The letter from Equity, inviting me to join, didn’t arrive until the next day. ‘You. .’ Prim exclaimed, astonished. I had forgotten to mention that part of my conversation with the ad lad. ‘An Equity member? You’ve never done a day’s acting in your life.’
‘Maybe not, but this is a letter from Equity and it is offering me full membership.’ I scratched my chin. ‘I think it’s a condition of employment, so I’d better sign up.’ And that is how I came to be a member of the same profession as Dawn and her husband, the fourth most famous human on the planet.
We did the shoot two weeks later. I was given a week to learn my lines; which, as I saw at once, had been written in the same style as my standard ring announcements. The main differences were that I was off camera and that the money was fifteen times as good. . not that I had ever complained about the grand per weekend, plus expenses, that Everett paid me.
Mark Webber turned out to be a tall, gangling young man in a suit, a silk kipper tie printed with a piece of impressionist art, rimless spectacles, and a pin through his eyebrow: a designer ad-man if ever there was one. He knew his way around the studio, all the same, and knew how to flatter the director of the epic, Ismael Stormonth, a perfectionist with a strong egomaniac streak. If I was on fifteen grand, I wondered what his take was.
My highly paid gig was similar to my GWA role, in that I spent most of the time hanging around, building myself up for my big moment and watching the professionals, in this case the lighting people and the camera person, do their highly skilled stuff.
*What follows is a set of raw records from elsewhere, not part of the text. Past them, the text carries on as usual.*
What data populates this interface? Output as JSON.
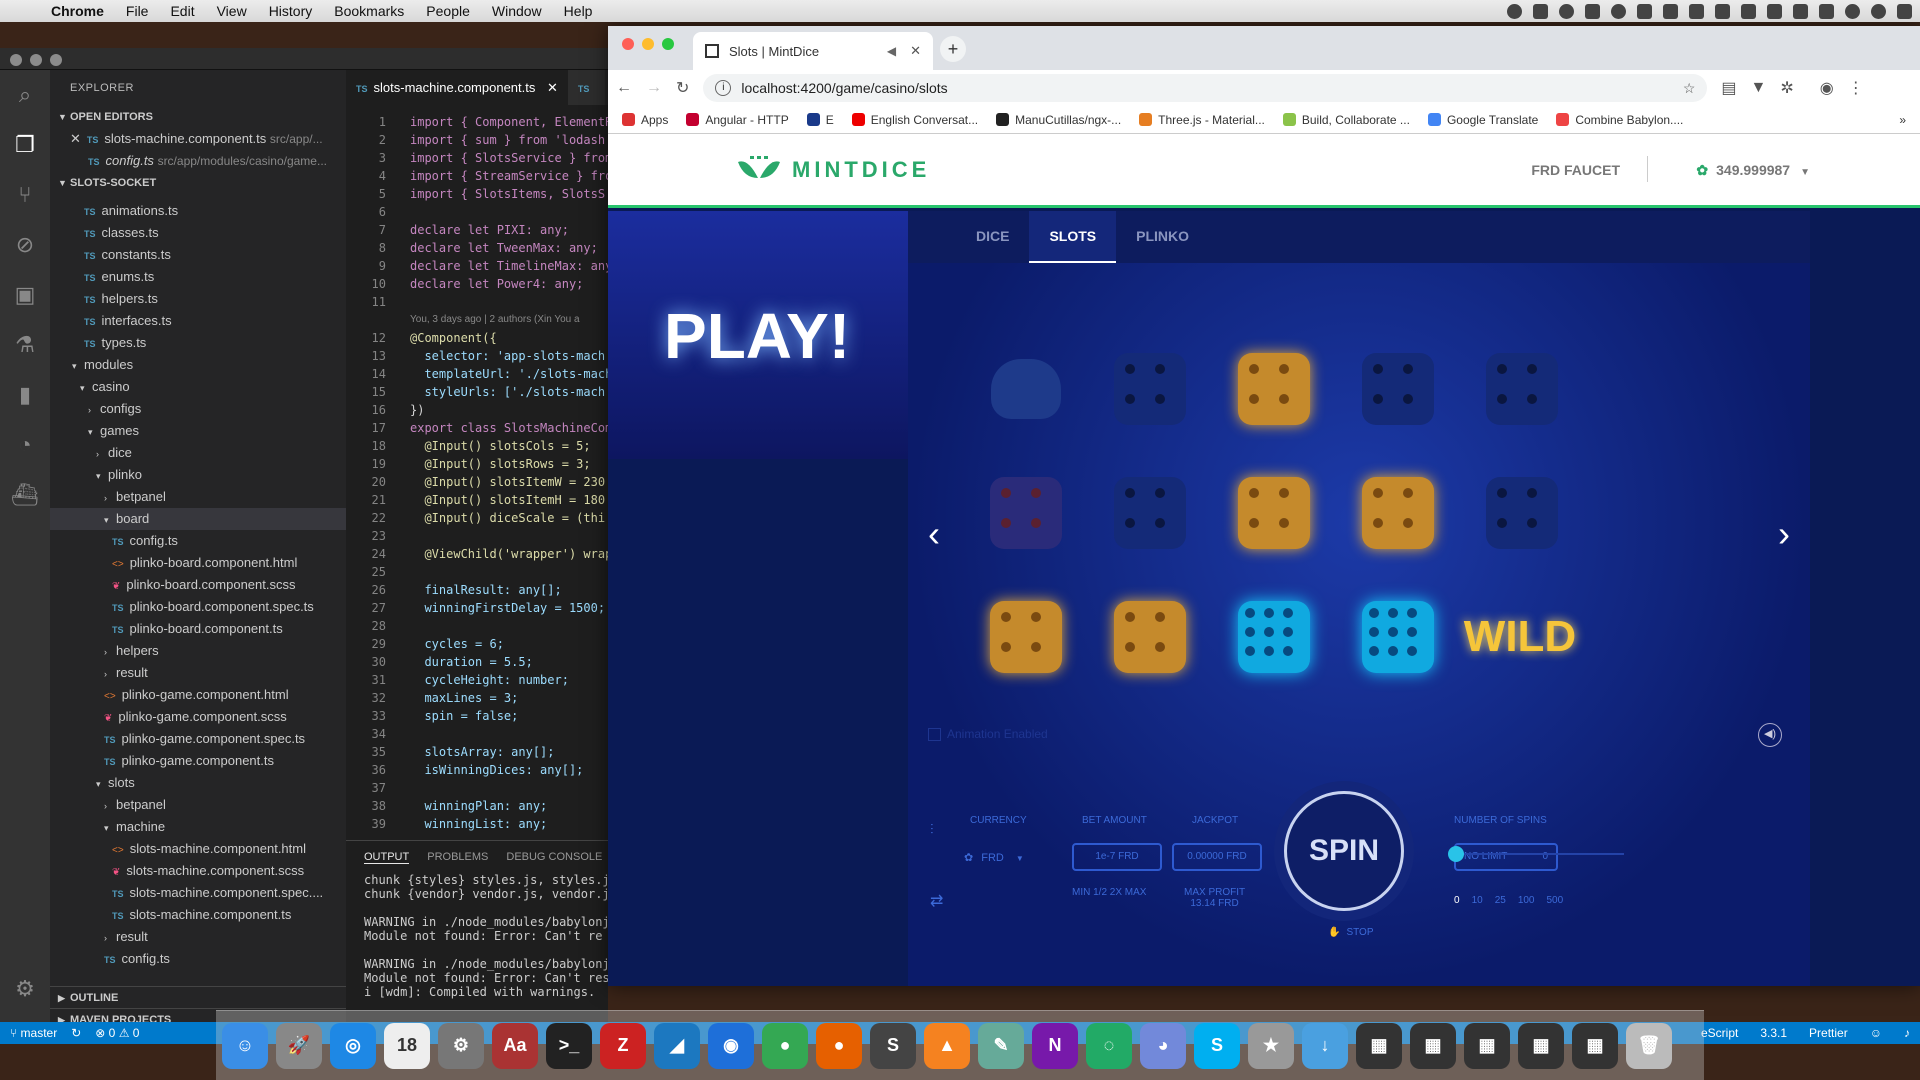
{
  "menubar": {
    "apple": "",
    "items": [
      "Chrome",
      "File",
      "Edit",
      "View",
      "History",
      "Bookmarks",
      "People",
      "Window",
      "Help"
    ]
  },
  "vscode": {
    "explorer_title": "EXPLORER",
    "open_editors_label": "OPEN EDITORS",
    "open_editors": [
      {
        "name": "slots-machine.component.ts",
        "path": "src/app/..."
      },
      {
        "name": "config.ts",
        "path": "src/app/modules/casino/game..."
      }
    ],
    "project_label": "SLOTS-SOCKET",
    "tree": [
      {
        "type": "ts",
        "label": "animations.ts",
        "indent": 34
      },
      {
        "type": "ts",
        "label": "classes.ts",
        "indent": 34
      },
      {
        "type": "ts",
        "label": "constants.ts",
        "indent": 34
      },
      {
        "type": "ts",
        "label": "enums.ts",
        "indent": 34
      },
      {
        "type": "ts",
        "label": "helpers.ts",
        "indent": 34
      },
      {
        "type": "ts",
        "label": "interfaces.ts",
        "indent": 34
      },
      {
        "type": "ts",
        "label": "types.ts",
        "indent": 34
      },
      {
        "type": "folder-open",
        "label": "modules",
        "indent": 22
      },
      {
        "type": "folder-open",
        "label": "casino",
        "indent": 30
      },
      {
        "type": "folder",
        "label": "configs",
        "indent": 38
      },
      {
        "type": "folder-open",
        "label": "games",
        "indent": 38
      },
      {
        "type": "folder",
        "label": "dice",
        "indent": 46
      },
      {
        "type": "folder-open",
        "label": "plinko",
        "indent": 46
      },
      {
        "type": "folder",
        "label": "betpanel",
        "indent": 54
      },
      {
        "type": "folder-open",
        "label": "board",
        "indent": 54,
        "selected": true
      },
      {
        "type": "ts",
        "label": "config.ts",
        "indent": 62
      },
      {
        "type": "html",
        "label": "plinko-board.component.html",
        "indent": 62
      },
      {
        "type": "scss",
        "label": "plinko-board.component.scss",
        "indent": 62
      },
      {
        "type": "ts",
        "label": "plinko-board.component.spec.ts",
        "indent": 62
      },
      {
        "type": "ts",
        "label": "plinko-board.component.ts",
        "indent": 62
      },
      {
        "type": "folder",
        "label": "helpers",
        "indent": 54
      },
      {
        "type": "folder",
        "label": "result",
        "indent": 54
      },
      {
        "type": "html",
        "label": "plinko-game.component.html",
        "indent": 54
      },
      {
        "type": "scss",
        "label": "plinko-game.component.scss",
        "indent": 54
      },
      {
        "type": "ts",
        "label": "plinko-game.component.spec.ts",
        "indent": 54
      },
      {
        "type": "ts",
        "label": "plinko-game.component.ts",
        "indent": 54
      },
      {
        "type": "folder-open",
        "label": "slots",
        "indent": 46
      },
      {
        "type": "folder",
        "label": "betpanel",
        "indent": 54
      },
      {
        "type": "folder-open",
        "label": "machine",
        "indent": 54
      },
      {
        "type": "html",
        "label": "slots-machine.component.html",
        "indent": 62
      },
      {
        "type": "scss",
        "label": "slots-machine.component.scss",
        "indent": 62
      },
      {
        "type": "ts",
        "label": "slots-machine.component.spec....",
        "indent": 62
      },
      {
        "type": "ts",
        "label": "slots-machine.component.ts",
        "indent": 62
      },
      {
        "type": "folder",
        "label": "result",
        "indent": 54
      },
      {
        "type": "ts",
        "label": "config.ts",
        "indent": 54
      }
    ],
    "outline_label": "OUTLINE",
    "maven_label": "MAVEN PROJECTS",
    "editor_tabs": [
      "slots-machine.component.ts",
      "TS"
    ],
    "blame_1": "You, 3 days ago | 2 authors (Xin You a",
    "blame_2": "You, 3 days ago | 2 authors (Xin You a",
    "code": [
      {
        "n": "1",
        "t": "import { Component, ElementR"
      },
      {
        "n": "2",
        "t": "import { sum } from 'lodash"
      },
      {
        "n": "3",
        "t": "import { SlotsService } from"
      },
      {
        "n": "4",
        "t": "import { StreamService } fro"
      },
      {
        "n": "5",
        "t": "import { SlotsItems, SlotsS"
      },
      {
        "n": "6",
        "t": ""
      },
      {
        "n": "7",
        "t": "declare let PIXI: any;"
      },
      {
        "n": "8",
        "t": "declare let TweenMax: any;"
      },
      {
        "n": "9",
        "t": "declare let TimelineMax: any"
      },
      {
        "n": "10",
        "t": "declare let Power4: any;"
      },
      {
        "n": "11",
        "t": ""
      },
      {
        "n": "12",
        "t": "@Component({"
      },
      {
        "n": "13",
        "t": "  selector: 'app-slots-mach"
      },
      {
        "n": "14",
        "t": "  templateUrl: './slots-mach"
      },
      {
        "n": "15",
        "t": "  styleUrls: ['./slots-mach"
      },
      {
        "n": "16",
        "t": "})"
      },
      {
        "n": "17",
        "t": "export class SlotsMachineCom"
      },
      {
        "n": "18",
        "t": "  @Input() slotsCols = 5;"
      },
      {
        "n": "19",
        "t": "  @Input() slotsRows = 3;"
      },
      {
        "n": "20",
        "t": "  @Input() slotsItemW = 230"
      },
      {
        "n": "21",
        "t": "  @Input() slotsItemH = 180"
      },
      {
        "n": "22",
        "t": "  @Input() diceScale = (thi"
      },
      {
        "n": "23",
        "t": ""
      },
      {
        "n": "24",
        "t": "  @ViewChild('wrapper') wrap"
      },
      {
        "n": "25",
        "t": ""
      },
      {
        "n": "26",
        "t": "  finalResult: any[];"
      },
      {
        "n": "27",
        "t": "  winningFirstDelay = 1500;"
      },
      {
        "n": "28",
        "t": ""
      },
      {
        "n": "29",
        "t": "  cycles = 6;"
      },
      {
        "n": "30",
        "t": "  duration = 5.5;"
      },
      {
        "n": "31",
        "t": "  cycleHeight: number;"
      },
      {
        "n": "32",
        "t": "  maxLines = 3;"
      },
      {
        "n": "33",
        "t": "  spin = false;"
      },
      {
        "n": "34",
        "t": ""
      },
      {
        "n": "35",
        "t": "  slotsArray: any[];"
      },
      {
        "n": "36",
        "t": "  isWinningDices: any[];"
      },
      {
        "n": "37",
        "t": ""
      },
      {
        "n": "38",
        "t": "  winningPlan: any;"
      },
      {
        "n": "39",
        "t": "  winningList: any;"
      }
    ],
    "panel_tabs": [
      "OUTPUT",
      "PROBLEMS",
      "DEBUG CONSOLE"
    ],
    "terminal": [
      {
        "t": "chunk {styles} styles.js, styles.js",
        "c": ""
      },
      {
        "t": "chunk {vendor} vendor.js, vendor.js",
        "c": ""
      },
      {
        "t": "",
        "c": ""
      },
      {
        "t": "WARNING in ./node_modules/babylonjs",
        "c": "warn"
      },
      {
        "t": "Module not found: Error: Can't re",
        "c": "warn"
      },
      {
        "t": "",
        "c": ""
      },
      {
        "t": "WARNING in ./node_modules/babylonjs",
        "c": "warn"
      },
      {
        "t": "Module not found: Error: Can't reso",
        "c": "warn"
      },
      {
        "t": "i [wdm]: Compiled with warnings.",
        "c": ""
      }
    ]
  },
  "statusbar": {
    "branch": "master",
    "problems": "⊗ 0 ⚠ 0",
    "right": [
      "eScript",
      "3.3.1",
      "Prettier"
    ]
  },
  "chrome": {
    "tab_title": "Slots | MintDice",
    "url": "localhost:4200/game/casino/slots",
    "bookmarks": [
      {
        "label": "Apps",
        "color": "#d33"
      },
      {
        "label": "Angular - HTTP",
        "color": "#c3002f"
      },
      {
        "label": "E",
        "color": "#1a3a8a"
      },
      {
        "label": "English Conversat...",
        "color": "#e00"
      },
      {
        "label": "ManuCutillas/ngx-...",
        "color": "#222"
      },
      {
        "label": "Three.js - Material...",
        "color": "#e67e22"
      },
      {
        "label": "Build, Collaborate ...",
        "color": "#8bc34a"
      },
      {
        "label": "Google Translate",
        "color": "#4285f4"
      },
      {
        "label": "Combine Babylon....",
        "color": "#e44"
      }
    ]
  },
  "site": {
    "logo": "MINTDICE",
    "faucet": "FRD FAUCET",
    "balance": "349.999987",
    "play": "PLAY!",
    "tabs": [
      "DICE",
      "SLOTS",
      "PLINKO"
    ],
    "active_tab": "SLOTS",
    "reels": [
      [
        "ghost",
        "dim",
        "gold",
        "dim",
        "dim"
      ],
      [
        "red",
        "dim",
        "gold",
        "gold",
        "dim"
      ],
      [
        "gold",
        "gold",
        "cyan",
        "cyan",
        "wild"
      ]
    ],
    "wild_label": "WILD",
    "animation_label": "Animation Enabled",
    "currency_label": "CURRENCY",
    "currency_value": "FRD",
    "bet_label": "BET AMOUNT",
    "bet_value": "1e-7 FRD",
    "bet_opts": "MIN 1/2 2X MAX",
    "jackpot_label": "JACKPOT",
    "jackpot_value": "0.00000 FRD",
    "maxprofit_label": "MAX PROFIT",
    "maxprofit_value": "13.14 FRD",
    "spin": "SPIN",
    "stop": "STOP",
    "spins_label": "NUMBER OF SPINS",
    "spins_value": "NO LIMIT",
    "spins_count": "0",
    "spin_chips": [
      "0",
      "10",
      "25",
      "100",
      "500"
    ]
  },
  "dock": [
    {
      "name": "finder",
      "color": "#3a8ee6",
      "glyph": "☺"
    },
    {
      "name": "launchpad",
      "color": "#888",
      "glyph": "🚀"
    },
    {
      "name": "safari",
      "color": "#1e88e5",
      "glyph": "◎"
    },
    {
      "name": "calendar",
      "color": "#eee",
      "glyph": "18"
    },
    {
      "name": "system-preferences",
      "color": "#777",
      "glyph": "⚙"
    },
    {
      "name": "dictionary",
      "color": "#a33",
      "glyph": "Aa"
    },
    {
      "name": "terminal",
      "color": "#222",
      "glyph": ">_"
    },
    {
      "name": "filezilla",
      "color": "#c22",
      "glyph": "Z"
    },
    {
      "name": "vscode",
      "color": "#1c78c0",
      "glyph": "◢"
    },
    {
      "name": "maps",
      "color": "#1e6fd9",
      "glyph": "◉"
    },
    {
      "name": "chrome",
      "color": "#34a853",
      "glyph": "●"
    },
    {
      "name": "firefox",
      "color": "#e66000",
      "glyph": "●"
    },
    {
      "name": "scrivener",
      "color": "#444",
      "glyph": "S"
    },
    {
      "name": "vlc",
      "color": "#f58220",
      "glyph": "▲"
    },
    {
      "name": "preview",
      "color": "#6a9",
      "glyph": "✎"
    },
    {
      "name": "onenote",
      "color": "#7719aa",
      "glyph": "N"
    },
    {
      "name": "sourcetree",
      "color": "#2a6",
      "glyph": "◌"
    },
    {
      "name": "discord",
      "color": "#7289da",
      "glyph": "◕"
    },
    {
      "name": "skype",
      "color": "#00aff0",
      "glyph": "S"
    },
    {
      "name": "app-star",
      "color": "#999",
      "glyph": "★"
    },
    {
      "name": "downloads",
      "color": "#4aa0e0",
      "glyph": "↓"
    },
    {
      "name": "window-1",
      "color": "#333",
      "glyph": "▦"
    },
    {
      "name": "window-2",
      "color": "#333",
      "glyph": "▦"
    },
    {
      "name": "window-3",
      "color": "#333",
      "glyph": "▦"
    },
    {
      "name": "window-4",
      "color": "#333",
      "glyph": "▦"
    },
    {
      "name": "window-5",
      "color": "#333",
      "glyph": "▦"
    },
    {
      "name": "trash",
      "color": "#bbb",
      "glyph": "🗑"
    }
  ]
}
Even after a year, I still thought of myself as an amateur in the television business.
At the end of the first day, I did a first run through of the script, perfecting my delivery so that it was in synch with the rough-cut of the film footage. The second day was spent in the edit suite doing voice-over after voice-over until at last, not just the prickly Ismael, but Richard and Ronnie Barowitz agreed that we couldn’t get it any better. Mark told me that it was unusual for the client to attend a shoot, but said that the Barowitzes had insisted.
As for Ronnie, she was much as I had expected, thirty-something, blonde, slightly over-stuffed, a former small-time model who probably had the wrong shape at the wrong time. It had been good enough to catch her toy maker, though. Mr Barowitz, king of Roxy Matrix, was a solemn little man who rarely said a word, other than ‘Yes dear.’
‘Oz, that was just wonderful,’ she oozed at me as we prepared to strike camp. ‘I knew I was right in going for you.’